The 2D action-RPG stars Dust, a furry amnesiac who wakes up in a forest when a magical talking sword seeks him out. The sword, named Ahrah, comes complete with its own guardian, a flying pixie-fox named Fidget. The two help Dust navigate his quest as he sets out on a "Hero's Journey" adventure, pulled straight from the writings of Joseph Campbell. Dust's fuzzy face isn't one of a kind, either. The entire world is populated by anthropomorphic animals, from bears and lizards to rabbits -- even though normal-size bunnies can be seen hopping around in the woods.
If this seems akin to a classic animated movie like Disney's Robin Hood, you're along the right track. The game carries itself with an innocent sensibility, and the humor is cute and clean with only the occasional swerve into saccharine. While some of the plot and dialogue can come off as a bit hokey and melodramatic, especially in the climax, it's in service of a family-friendly story that's safe for kids.
And to that end, the game is a beauty to watch. From a distance, the silky animations occupy a lush world of varied environments and enemies that show creative spark. The presentation stumbles slightly when we get more stilted close-ups during dialogue sequences or animated cutscenes, but only because it looks a bit muddy compared to the crisp backgrounds and sprites. If any recent downloadable game lends itself to spectating for the art style, it's this one.

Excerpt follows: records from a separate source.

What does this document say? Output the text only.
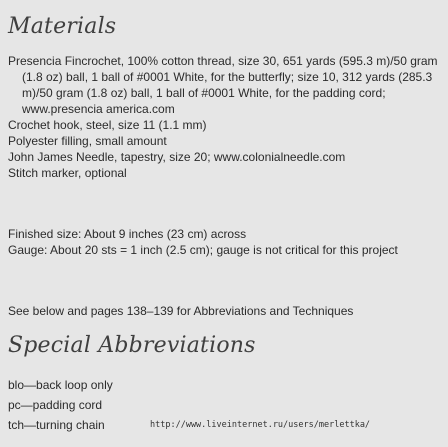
Materials
Presencia Fincrochet, 100% cotton thread, size 30, 651 yards (595.3 m)/50 gram (1.8 oz) ball, 1 ball of #0001 White, for the butterfly; size 10, 312 yards (285.3 m)/50 gram (1.8 oz) ball, 1 ball of #0001 White, for the padding cord; www.presencia america.com
Crochet hook, steel, size 11 (1.1 mm)
Polyester filling, small amount
John James Needle, tapestry, size 20; www.colonialneedle.com
Stitch marker, optional
Finished size: About 9 inches (23 cm) across
Gauge: About 20 sts = 1 inch (2.5 cm); gauge is not critical for this project

See below and pages 138–139 for Abbreviations and Techniques

Special Abbreviations
blo—back loop only
pc—padding cord
tch—turning chain	http://www.liveinternet.ru/users/merlettka/
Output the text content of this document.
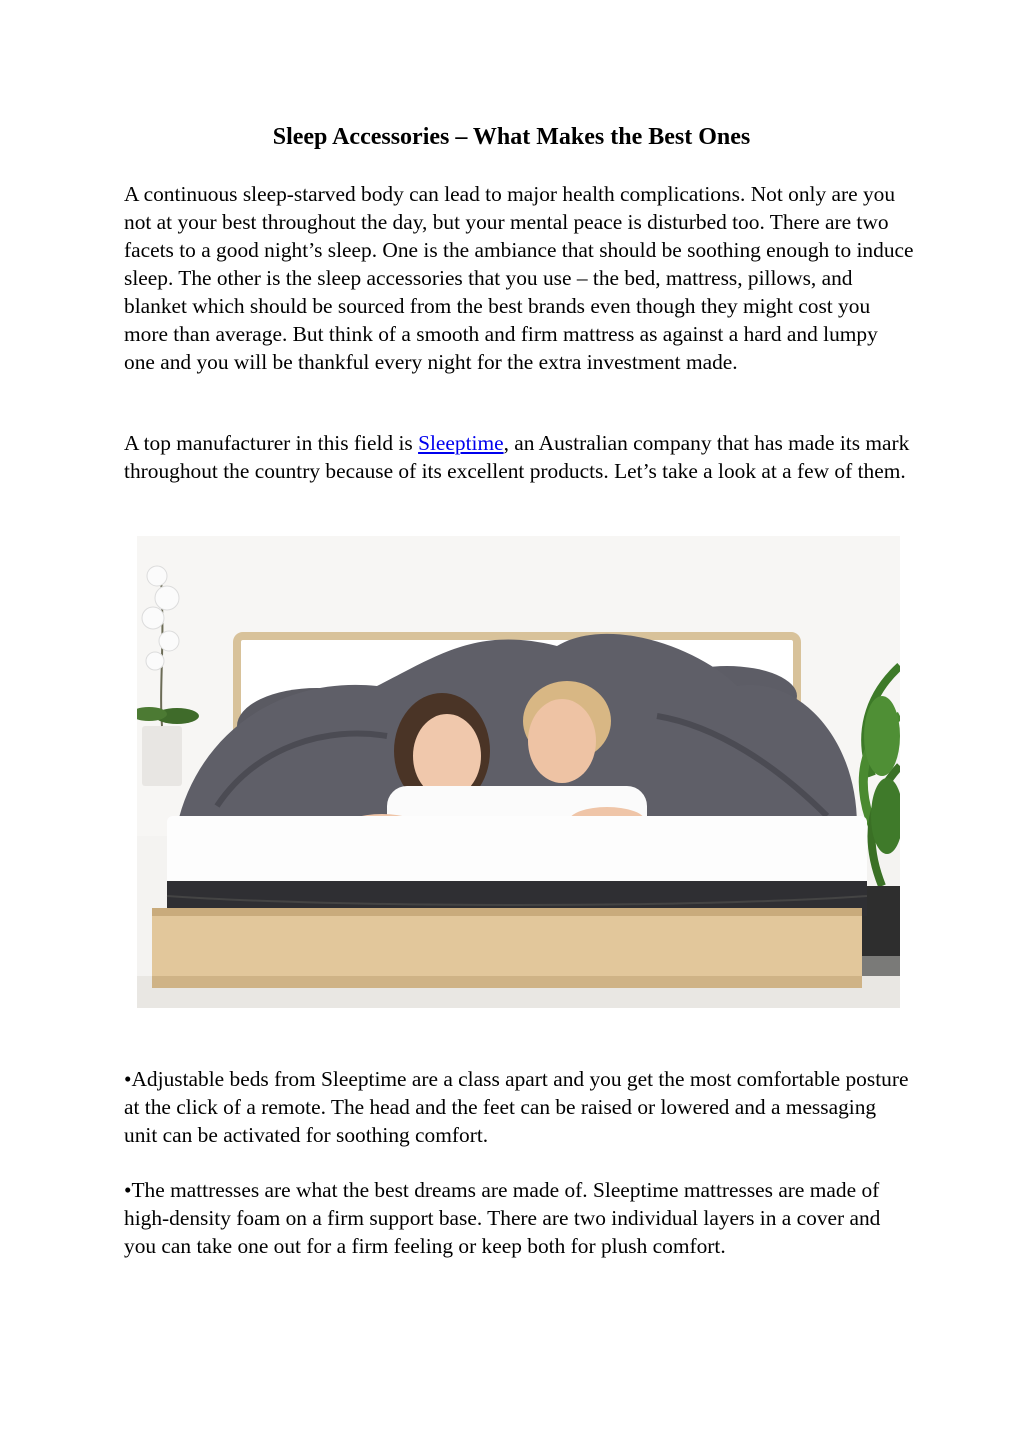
Sleep Accessories – What Makes the Best Ones

A continuous sleep-starved body can lead to major health complications. Not only are you not at your best throughout the day, but your mental peace is disturbed too. There are two facets to a good night’s sleep. One is the ambiance that should be soothing enough to induce sleep. The other is the sleep accessories that you use – the bed, mattress, pillows, and blanket which should be sourced from the best brands even though they might cost you more than average. But think of a smooth and firm mattress as against a hard and lumpy one and you will be thankful every night for the extra investment made.

A top manufacturer in this field is Sleeptime, an Australian company that has made its mark throughout the country because of its excellent products. Let’s take a look at a few of them.

•Adjustable beds from Sleeptime are a class apart and you get the most comfortable posture at the click of a remote. The head and the feet can be raised or lowered and a messaging unit can be activated for soothing comfort.

•The mattresses are what the best dreams are made of. Sleeptime mattresses are made of high-density foam on a firm support base. There are two individual layers in a cover and you can take one out for a firm feeling or keep both for plush comfort.
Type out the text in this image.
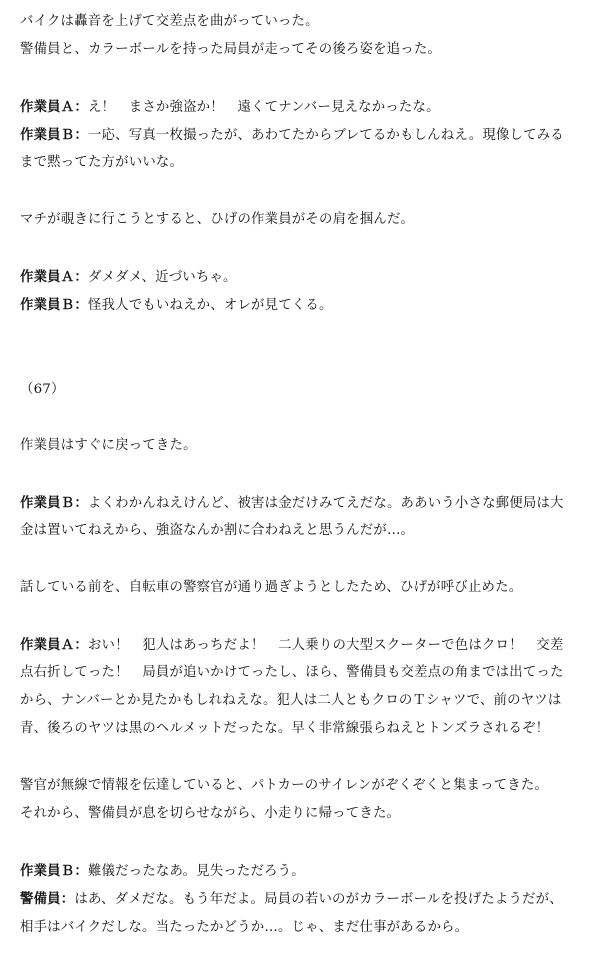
バイクは轟音を上げて交差点を曲がっていった。
警備員と、カラーボールを持った局員が走ってその後ろ姿を追った。
作業員Ａ：え！　まさか強盗か！　遠くてナンバー見えなかったな。
作業員Ｂ：一応、写真一枚撮ったが、あわてたからブレてるかもしんねえ。現像してみる
まで黙ってた方がいいな。
マチが覗きに行こうとすると、ひげの作業員がその肩を掴んだ。
作業員Ａ：ダメダメ、近づいちゃ。
作業員Ｂ：怪我人でもいねえか、オレが見てくる。
（67）
作業員はすぐに戻ってきた。
作業員Ｂ：よくわかんねえけんど、被害は金だけみてえだな。ああいう小さな郵便局は大
金は置いてねえから、強盗なんか割に合わねえと思うんだが…。
話している前を、自転車の警察官が通り過ぎようとしたため、ひげが呼び止めた。
作業員Ａ：おい！　犯人はあっちだよ！　二人乗りの大型スクーターで色はクロ！　交差
点右折してった！　局員が追いかけてったし、ほら、警備員も交差点の角までは出てった
から、ナンバーとか見たかもしれねえな。犯人は二人ともクロのＴシャツで、前のヤツは
青、後ろのヤツは黒のヘルメットだったな。早く非常線張らねえとトンズラされるぞ！
警官が無線で情報を伝達していると、パトカーのサイレンがぞくぞくと集まってきた。
それから、警備員が息を切らせながら、小走りに帰ってきた。
作業員Ｂ：難儀だったなあ。見失っただろう。
警備員：はあ、ダメだな。もう年だよ。局員の若いのがカラーボールを投げたようだが、
相手はバイクだしな。当たったかどうか…。じゃ、まだ仕事があるから。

In fact, it's probably better for younger audiences to watch, rather than play, due to a complex set of mechanics that I can only imagine would baffle kids. Behind the welcoming facade is an easy-to-learn, hard-to-master sword combat system with heavy reliance on well-timed parries and dodges. Fidget can use one of three types of magic, and one of Dust's basic attacks will amplify it. A firm grasp on the full suite of abilities is required to finish the game.

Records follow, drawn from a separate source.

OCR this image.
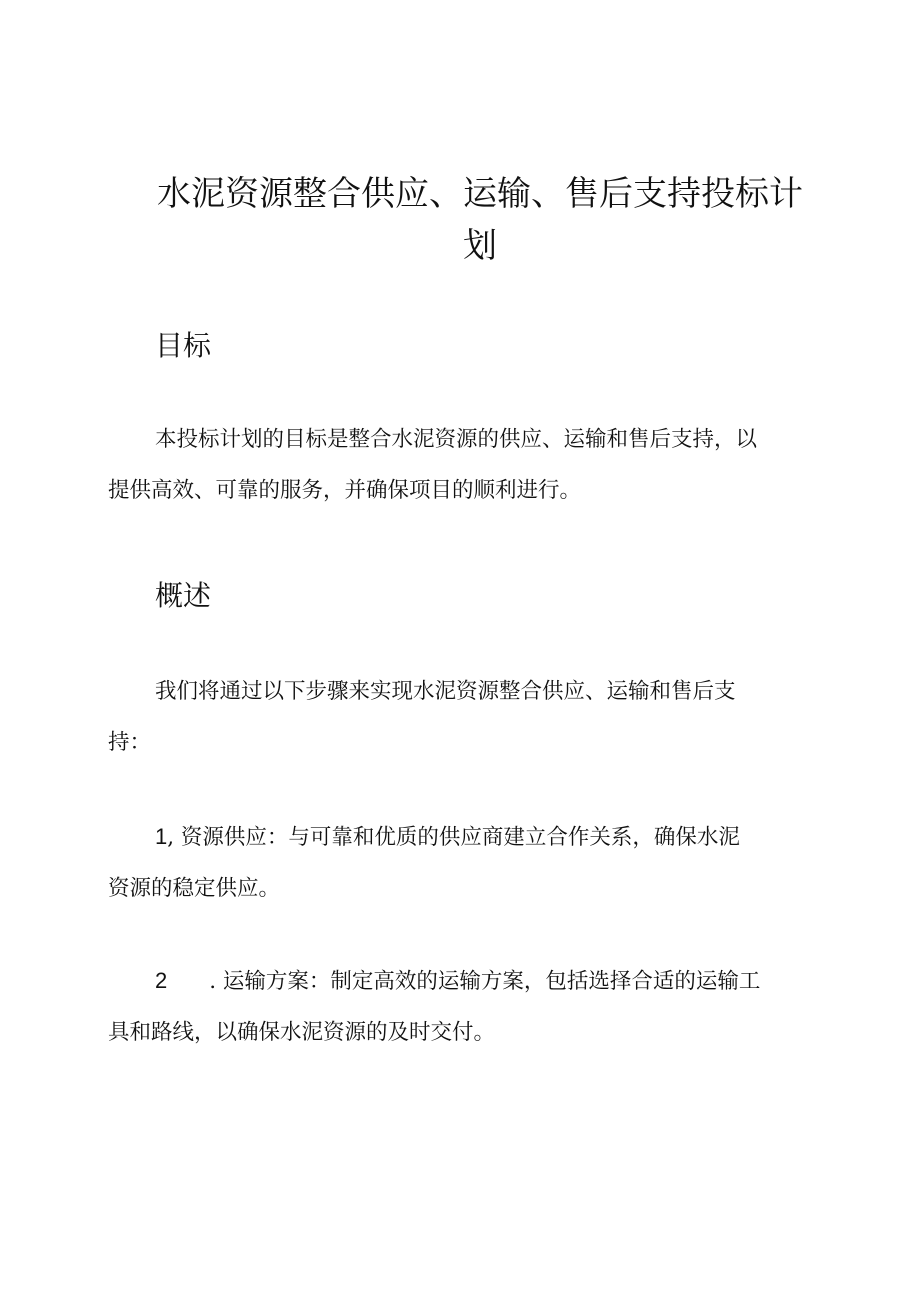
水泥资源整合供应、运输、售后支持投标计
划
目标

本投标计划的目标是整合水泥资源的供应、运输和售后支持，以
提供高效、可靠的服务，并确保项目的顺利进行。

概述

我们将通过以下步骤来实现水泥资源整合供应、运输和售后支
持：

1, 资源供应：与可靠和优质的供应商建立合作关系，确保水泥
资源的稳定供应。

2 . 运输方案：制定高效的运输方案，包括选择合适的运输工
具和路线，以确保水泥资源的及时交付。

These abilities are augmented by a variety of navigation abilities to open new areas, experience and levels to customize stats, equipment to alter those stats, and a detailed crafting system. Often I had to sell off equipment to afford to make the latest and greatest blueprints I found, which always delivered immediately noticeable results in play. As empowerment fantasy, nothing is satisfying quite like showing off new toys to the enemies who were a pain only moments ago.
It may not be fair to give a pass to Dust's minor issues based on the relatively small size of its development team, but it would be even more unfair to ignore it. The game is above the usual caliber of indie titles on the Xbox 360, and managed to show up games with much bigger teams and budgets to boot. Sometimes, less is more.
This Dust: An Elysian Tail review was based on a Xbox 360 digital version of the game provided by the publisher.